三菱重工業は、広島高速交通が運営する新交通システム「アストラムライン」向けの新型車両7000系AGTの最終編成分にあたる第24編成の納入を完了したと2月12日に発表。県内の車両工場で製造し運行する“地産地走”に寄与したとアピールしている。
7000系AGT(Automated Guideway Transit:電力駆動により完全自動走行する、ゴムタイヤ方式の新交通システム)は、1994年のアストラムライン開業時から運行する他社製車両の後継として、三菱重工が2020年に受注したもの。広島県内の三菱重工業三原製作所(三原市)で製造された車両を、同じ県内の広島市で運行する地産地走を通じて、地域の持続的発展に貢献したいという関係者の思いが集約されているという。
軽量で高い耐久性とリサイクル性を備えたアルミ構体を車体に採用したほか、フリースペースの設置などにより乗客の利便性向上を図ったのが特徴。三菱重工は累計24編成(144両)の車両を納入しており、今回の納入で同路線の車両はすべて三菱重工製になったという。今回納入した第24編成は2月4日に営業運転を開始した。

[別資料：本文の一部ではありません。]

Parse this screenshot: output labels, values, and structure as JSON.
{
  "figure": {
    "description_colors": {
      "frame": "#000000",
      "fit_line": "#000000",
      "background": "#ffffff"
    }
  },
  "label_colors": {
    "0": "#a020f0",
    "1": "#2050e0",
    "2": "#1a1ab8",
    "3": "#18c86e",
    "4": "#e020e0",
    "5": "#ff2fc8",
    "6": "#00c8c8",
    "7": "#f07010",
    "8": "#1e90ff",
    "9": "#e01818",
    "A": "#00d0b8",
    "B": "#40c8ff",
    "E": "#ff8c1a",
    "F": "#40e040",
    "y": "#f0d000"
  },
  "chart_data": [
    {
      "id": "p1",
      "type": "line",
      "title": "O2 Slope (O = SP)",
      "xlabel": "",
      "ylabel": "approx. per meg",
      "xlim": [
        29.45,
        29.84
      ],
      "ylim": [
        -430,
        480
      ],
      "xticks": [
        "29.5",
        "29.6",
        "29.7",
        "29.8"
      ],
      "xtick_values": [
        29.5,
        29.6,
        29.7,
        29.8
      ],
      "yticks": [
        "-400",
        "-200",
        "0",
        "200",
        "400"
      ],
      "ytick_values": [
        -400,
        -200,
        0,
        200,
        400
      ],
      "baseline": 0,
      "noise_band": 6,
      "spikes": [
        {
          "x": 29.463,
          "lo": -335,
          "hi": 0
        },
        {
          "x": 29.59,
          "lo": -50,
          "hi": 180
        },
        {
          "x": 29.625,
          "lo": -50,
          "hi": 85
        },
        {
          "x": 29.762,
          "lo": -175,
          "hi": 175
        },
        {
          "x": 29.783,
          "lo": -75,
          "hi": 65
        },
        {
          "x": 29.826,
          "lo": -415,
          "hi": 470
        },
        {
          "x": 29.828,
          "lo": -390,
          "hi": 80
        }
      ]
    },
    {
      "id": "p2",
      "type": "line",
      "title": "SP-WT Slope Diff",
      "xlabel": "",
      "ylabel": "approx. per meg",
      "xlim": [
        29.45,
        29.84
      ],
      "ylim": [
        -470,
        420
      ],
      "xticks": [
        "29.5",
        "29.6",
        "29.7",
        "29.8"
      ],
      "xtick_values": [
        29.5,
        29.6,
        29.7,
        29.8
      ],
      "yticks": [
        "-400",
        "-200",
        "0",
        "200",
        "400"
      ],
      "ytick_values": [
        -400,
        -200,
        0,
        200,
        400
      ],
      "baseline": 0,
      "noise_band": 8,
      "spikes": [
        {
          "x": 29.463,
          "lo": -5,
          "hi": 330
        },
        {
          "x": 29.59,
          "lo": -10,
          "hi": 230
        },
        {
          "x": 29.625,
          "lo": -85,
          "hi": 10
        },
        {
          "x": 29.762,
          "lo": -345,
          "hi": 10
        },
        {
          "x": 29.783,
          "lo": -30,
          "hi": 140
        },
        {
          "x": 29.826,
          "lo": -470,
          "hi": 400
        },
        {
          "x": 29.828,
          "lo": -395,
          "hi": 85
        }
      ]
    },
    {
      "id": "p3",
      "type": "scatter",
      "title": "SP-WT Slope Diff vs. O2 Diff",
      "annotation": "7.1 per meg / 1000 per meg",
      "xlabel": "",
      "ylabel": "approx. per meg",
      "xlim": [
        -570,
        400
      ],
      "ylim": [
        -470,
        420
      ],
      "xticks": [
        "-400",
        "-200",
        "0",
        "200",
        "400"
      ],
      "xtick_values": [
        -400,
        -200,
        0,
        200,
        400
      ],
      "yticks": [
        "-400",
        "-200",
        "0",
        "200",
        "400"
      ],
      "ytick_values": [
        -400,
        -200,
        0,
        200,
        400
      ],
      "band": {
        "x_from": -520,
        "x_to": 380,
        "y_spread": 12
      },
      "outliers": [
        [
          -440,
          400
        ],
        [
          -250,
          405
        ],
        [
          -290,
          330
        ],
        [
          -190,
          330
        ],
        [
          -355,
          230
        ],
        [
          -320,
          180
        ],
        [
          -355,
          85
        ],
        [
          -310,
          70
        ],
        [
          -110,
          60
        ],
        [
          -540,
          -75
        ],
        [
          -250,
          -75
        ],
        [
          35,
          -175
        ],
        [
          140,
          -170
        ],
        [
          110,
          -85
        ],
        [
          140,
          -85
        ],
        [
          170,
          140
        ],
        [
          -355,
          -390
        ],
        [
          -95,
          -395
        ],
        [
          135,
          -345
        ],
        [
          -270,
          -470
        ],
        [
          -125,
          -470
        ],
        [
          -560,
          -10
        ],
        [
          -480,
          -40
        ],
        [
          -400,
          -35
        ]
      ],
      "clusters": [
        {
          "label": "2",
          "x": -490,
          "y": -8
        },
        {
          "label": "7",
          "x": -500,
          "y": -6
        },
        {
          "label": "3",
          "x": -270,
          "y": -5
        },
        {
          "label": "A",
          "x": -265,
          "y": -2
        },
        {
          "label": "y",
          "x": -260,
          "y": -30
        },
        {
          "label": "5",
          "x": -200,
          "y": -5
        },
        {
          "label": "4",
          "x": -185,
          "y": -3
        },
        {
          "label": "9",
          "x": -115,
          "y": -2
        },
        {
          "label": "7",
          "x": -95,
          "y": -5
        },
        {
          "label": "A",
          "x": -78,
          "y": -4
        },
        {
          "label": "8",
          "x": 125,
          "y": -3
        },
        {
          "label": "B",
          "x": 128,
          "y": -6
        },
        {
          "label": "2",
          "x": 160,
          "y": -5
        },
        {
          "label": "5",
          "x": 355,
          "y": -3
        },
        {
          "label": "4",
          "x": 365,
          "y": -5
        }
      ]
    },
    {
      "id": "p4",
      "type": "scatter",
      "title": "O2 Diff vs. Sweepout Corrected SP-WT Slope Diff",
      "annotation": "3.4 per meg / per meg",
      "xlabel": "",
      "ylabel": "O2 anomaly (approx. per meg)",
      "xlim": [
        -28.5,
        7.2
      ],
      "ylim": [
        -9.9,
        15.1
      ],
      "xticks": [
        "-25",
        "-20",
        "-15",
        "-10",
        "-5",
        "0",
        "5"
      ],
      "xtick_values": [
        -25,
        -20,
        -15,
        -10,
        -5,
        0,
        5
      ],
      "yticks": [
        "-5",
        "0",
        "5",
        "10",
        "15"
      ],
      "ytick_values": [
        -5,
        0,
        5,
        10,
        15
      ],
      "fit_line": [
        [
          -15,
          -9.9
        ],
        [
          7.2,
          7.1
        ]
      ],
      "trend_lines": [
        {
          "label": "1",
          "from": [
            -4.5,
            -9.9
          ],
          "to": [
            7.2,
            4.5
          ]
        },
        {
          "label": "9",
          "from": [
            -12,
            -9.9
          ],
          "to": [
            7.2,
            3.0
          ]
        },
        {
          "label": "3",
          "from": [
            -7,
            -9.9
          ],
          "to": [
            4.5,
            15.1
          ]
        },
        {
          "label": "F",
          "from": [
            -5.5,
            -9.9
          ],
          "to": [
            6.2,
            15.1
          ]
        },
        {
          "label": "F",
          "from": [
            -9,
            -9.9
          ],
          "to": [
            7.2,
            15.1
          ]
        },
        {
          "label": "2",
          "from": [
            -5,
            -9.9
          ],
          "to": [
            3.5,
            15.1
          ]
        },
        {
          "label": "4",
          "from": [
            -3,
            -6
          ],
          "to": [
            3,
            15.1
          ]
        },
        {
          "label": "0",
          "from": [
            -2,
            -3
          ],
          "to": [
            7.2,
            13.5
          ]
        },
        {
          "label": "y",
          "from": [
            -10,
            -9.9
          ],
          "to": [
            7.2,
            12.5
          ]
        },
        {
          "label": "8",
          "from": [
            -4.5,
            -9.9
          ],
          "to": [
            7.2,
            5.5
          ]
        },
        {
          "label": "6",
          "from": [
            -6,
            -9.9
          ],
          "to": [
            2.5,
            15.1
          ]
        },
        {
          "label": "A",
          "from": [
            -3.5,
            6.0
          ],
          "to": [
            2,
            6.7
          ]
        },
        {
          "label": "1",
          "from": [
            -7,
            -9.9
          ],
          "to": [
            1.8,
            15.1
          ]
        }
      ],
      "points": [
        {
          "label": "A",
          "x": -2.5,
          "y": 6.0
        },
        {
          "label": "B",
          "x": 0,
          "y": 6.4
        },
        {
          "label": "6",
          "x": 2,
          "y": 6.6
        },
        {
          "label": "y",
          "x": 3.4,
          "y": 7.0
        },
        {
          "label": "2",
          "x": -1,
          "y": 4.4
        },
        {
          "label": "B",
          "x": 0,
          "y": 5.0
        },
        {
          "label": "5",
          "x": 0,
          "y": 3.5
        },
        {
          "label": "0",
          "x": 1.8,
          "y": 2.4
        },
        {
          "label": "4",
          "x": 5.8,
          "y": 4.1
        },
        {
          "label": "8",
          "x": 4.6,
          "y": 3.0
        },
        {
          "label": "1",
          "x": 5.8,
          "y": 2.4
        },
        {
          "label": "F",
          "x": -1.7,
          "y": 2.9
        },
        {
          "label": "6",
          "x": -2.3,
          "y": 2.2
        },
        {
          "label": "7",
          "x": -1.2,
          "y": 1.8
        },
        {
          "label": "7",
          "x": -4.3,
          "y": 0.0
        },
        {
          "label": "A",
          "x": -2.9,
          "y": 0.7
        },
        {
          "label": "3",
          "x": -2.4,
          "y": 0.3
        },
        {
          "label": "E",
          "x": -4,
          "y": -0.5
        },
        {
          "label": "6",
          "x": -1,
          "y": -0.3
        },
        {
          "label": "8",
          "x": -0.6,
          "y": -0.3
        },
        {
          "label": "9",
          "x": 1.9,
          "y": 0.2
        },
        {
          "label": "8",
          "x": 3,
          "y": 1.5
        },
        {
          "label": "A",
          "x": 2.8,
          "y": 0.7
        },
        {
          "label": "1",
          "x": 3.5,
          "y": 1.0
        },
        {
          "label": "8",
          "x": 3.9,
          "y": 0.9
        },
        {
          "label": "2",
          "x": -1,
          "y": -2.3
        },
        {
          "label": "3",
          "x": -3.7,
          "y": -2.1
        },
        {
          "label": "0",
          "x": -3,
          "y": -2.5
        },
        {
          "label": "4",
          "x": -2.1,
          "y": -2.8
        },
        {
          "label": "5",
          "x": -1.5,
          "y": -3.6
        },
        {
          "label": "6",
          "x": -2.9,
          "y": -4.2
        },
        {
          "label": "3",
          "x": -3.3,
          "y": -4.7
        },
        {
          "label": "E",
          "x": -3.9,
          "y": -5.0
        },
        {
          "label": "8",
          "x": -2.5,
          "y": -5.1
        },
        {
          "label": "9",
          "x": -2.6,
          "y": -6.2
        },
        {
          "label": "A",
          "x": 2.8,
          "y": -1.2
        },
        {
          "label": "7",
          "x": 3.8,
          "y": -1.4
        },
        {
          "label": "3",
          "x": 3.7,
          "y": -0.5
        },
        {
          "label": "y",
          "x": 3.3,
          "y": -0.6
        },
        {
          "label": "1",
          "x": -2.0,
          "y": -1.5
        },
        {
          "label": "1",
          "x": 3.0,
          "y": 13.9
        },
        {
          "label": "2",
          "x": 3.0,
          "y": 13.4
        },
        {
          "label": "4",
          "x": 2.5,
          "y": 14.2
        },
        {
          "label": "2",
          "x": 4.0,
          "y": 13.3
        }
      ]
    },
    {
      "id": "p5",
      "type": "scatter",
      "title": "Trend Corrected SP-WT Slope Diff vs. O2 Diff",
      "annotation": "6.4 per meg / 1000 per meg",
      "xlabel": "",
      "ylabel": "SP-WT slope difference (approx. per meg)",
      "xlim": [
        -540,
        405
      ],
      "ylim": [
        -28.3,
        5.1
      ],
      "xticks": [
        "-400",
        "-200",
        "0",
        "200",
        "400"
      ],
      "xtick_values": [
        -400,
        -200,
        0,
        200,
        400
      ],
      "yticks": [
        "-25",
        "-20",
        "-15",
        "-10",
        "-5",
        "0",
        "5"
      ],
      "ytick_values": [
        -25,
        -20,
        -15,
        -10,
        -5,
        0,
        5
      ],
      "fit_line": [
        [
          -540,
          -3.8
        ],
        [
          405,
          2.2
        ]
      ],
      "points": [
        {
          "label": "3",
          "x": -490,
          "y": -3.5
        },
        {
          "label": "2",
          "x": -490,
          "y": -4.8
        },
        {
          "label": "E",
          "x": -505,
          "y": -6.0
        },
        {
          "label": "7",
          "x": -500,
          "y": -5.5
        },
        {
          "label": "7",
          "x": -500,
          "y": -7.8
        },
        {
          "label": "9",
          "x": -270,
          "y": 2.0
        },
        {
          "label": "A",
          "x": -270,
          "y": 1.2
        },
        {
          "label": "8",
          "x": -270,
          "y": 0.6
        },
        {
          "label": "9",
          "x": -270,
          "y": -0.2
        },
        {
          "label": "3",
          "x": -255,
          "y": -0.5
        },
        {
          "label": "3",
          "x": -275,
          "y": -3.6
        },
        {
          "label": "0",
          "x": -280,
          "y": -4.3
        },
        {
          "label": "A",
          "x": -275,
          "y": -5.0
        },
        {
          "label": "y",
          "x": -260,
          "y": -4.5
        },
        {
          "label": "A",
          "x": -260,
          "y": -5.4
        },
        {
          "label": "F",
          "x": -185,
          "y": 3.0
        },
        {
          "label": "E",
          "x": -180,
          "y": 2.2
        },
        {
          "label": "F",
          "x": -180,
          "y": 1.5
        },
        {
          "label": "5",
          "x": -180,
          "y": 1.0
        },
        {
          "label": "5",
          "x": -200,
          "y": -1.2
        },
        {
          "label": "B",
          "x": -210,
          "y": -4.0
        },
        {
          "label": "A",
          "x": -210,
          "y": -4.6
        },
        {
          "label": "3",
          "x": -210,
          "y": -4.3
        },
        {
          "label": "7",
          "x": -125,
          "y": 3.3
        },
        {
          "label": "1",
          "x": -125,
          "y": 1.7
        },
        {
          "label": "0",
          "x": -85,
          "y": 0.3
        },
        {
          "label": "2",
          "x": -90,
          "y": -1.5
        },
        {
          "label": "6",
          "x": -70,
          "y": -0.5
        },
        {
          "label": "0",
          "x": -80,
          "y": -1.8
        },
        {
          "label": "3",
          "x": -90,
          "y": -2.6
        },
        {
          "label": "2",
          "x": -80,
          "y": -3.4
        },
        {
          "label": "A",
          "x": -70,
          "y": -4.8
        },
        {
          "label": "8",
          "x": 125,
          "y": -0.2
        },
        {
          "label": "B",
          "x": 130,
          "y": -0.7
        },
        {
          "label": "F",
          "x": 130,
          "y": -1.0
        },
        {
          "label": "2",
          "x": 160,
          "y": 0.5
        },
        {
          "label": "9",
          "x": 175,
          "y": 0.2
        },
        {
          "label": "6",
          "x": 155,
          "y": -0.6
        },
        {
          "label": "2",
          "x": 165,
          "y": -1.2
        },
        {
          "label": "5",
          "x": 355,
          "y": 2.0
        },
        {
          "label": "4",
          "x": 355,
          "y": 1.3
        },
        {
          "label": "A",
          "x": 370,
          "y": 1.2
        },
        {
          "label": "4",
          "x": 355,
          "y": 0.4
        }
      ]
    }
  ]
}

アストラムラインは、広島市中心部の本通駅から北西に位置する都市拠点・西風新都の広域公園前駅までを結ぶ路線で、車体のクロームイエロー(和名:やまぶき色)は「平和、寛大、理想」という色の意味を持っており、国際平和都市・広島の公共交通として利用者に親しまれている。路線延長は、新交通システムでは日本最長となる18.4km。